Он был, это верно, величайшим распутником Рима, и все равно только после Клодия. А разве Цезарь не говорил, что предпочел бы быть первым в каком-нибудь глухом городишке, чем вторым в столице мира?
Его последние политические комбинации не увенчались успехом, и в результате он опять остался позади Клодия.
В тот день, когда Помпей, опьяненный своей первой брачной ночью, сделал так, что ему было поручено управление Трансальпинской Галлией и Иллирией с четырьмя легионами, даже среди народа возникло страшное сопротивление этому указу.
Оппозицию возглавил Катон.
Цезарь хотел подавить это сопротивление через его вождя; он велел арестовать Катона и препроводить его в тюрьму. Но это грубое решение имело столь малый успех, что Цезарь сам был вынужден отдать приказ одному из трибунов освободить Катона из рук своих ликторов.

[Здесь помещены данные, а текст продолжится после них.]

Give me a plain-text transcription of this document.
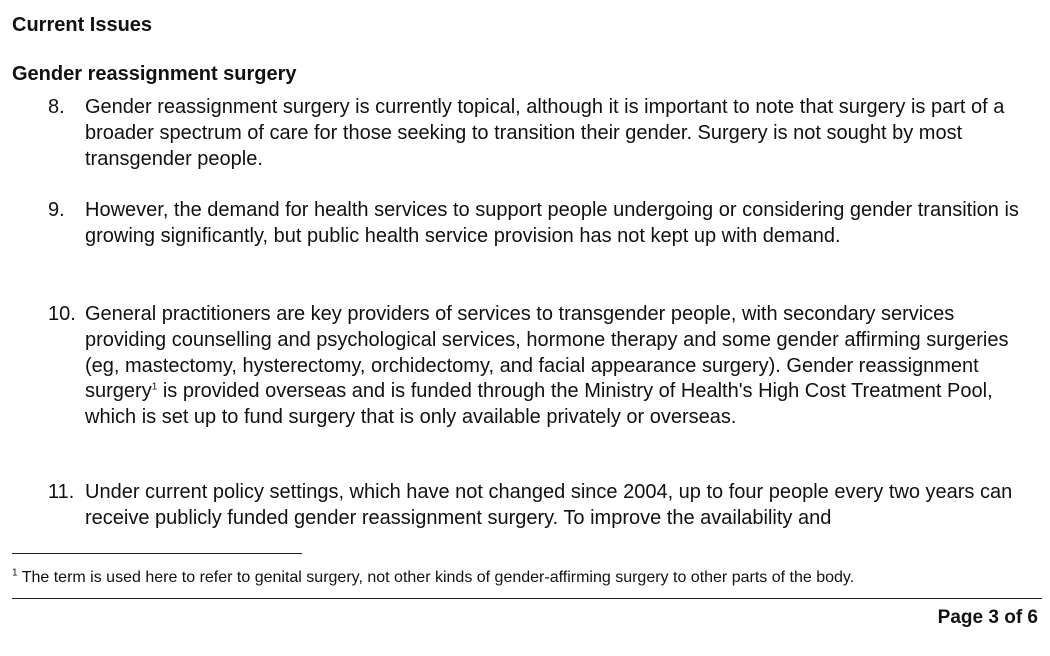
Current Issues
Gender reassignment surgery
8.	Gender reassignment surgery is currently topical, although it is important to note that surgery is part of a broader spectrum of care for those seeking to transition their gender. Surgery is not sought by most transgender people.
9.	However, the demand for health services to support people undergoing or considering gender transition is growing significantly, but public health service provision has not kept up with demand.
10. General practitioners are key providers of services to transgender people, with secondary services providing counselling and psychological services, hormone therapy and some gender affirming surgeries (eg, mastectomy, hysterectomy, orchidectomy, and facial appearance surgery). Gender reassignment surgery$^1$ is provided overseas and is funded through the Ministry of Health's High Cost Treatment Pool, which is set up to fund surgery that is only available privately or overseas.
11. Under current policy settings, which have not changed since 2004, up to four people every two years can receive publicly funded gender reassignment surgery. To improve the availability and
$^1$ The term is used here to refer to genital surgery, not other kinds of gender-affirming surgery to other parts of the body.
Page 3 of 6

В другой раз, когда стали вызывать тревогу выступления трибуна Куриона, сына Куриона-старшего, подговорили доносчика Веттия, и он публично обвинил Куриона, Паселла, Цепиона, Брута и Лентула, сына жреца, в намерении убить Помпея. Бибул якобы сам принес ему, Веттию, кинжал; – как будто в Риме было так трудно раздобыть кинжал, что Бибулу пришлось специально взять на себя эту заботу.
Веттия освистали и бросили в тюрьму. На следующий день его нашли там удавленным; это было настолько на руку Цезарю, что, по правде сказать, если бы его так часто не упрекали за его чрезмерную доброту, можно было подумать, что он имел какое-то отношение к этому самоубийству, которое случилось так кстати.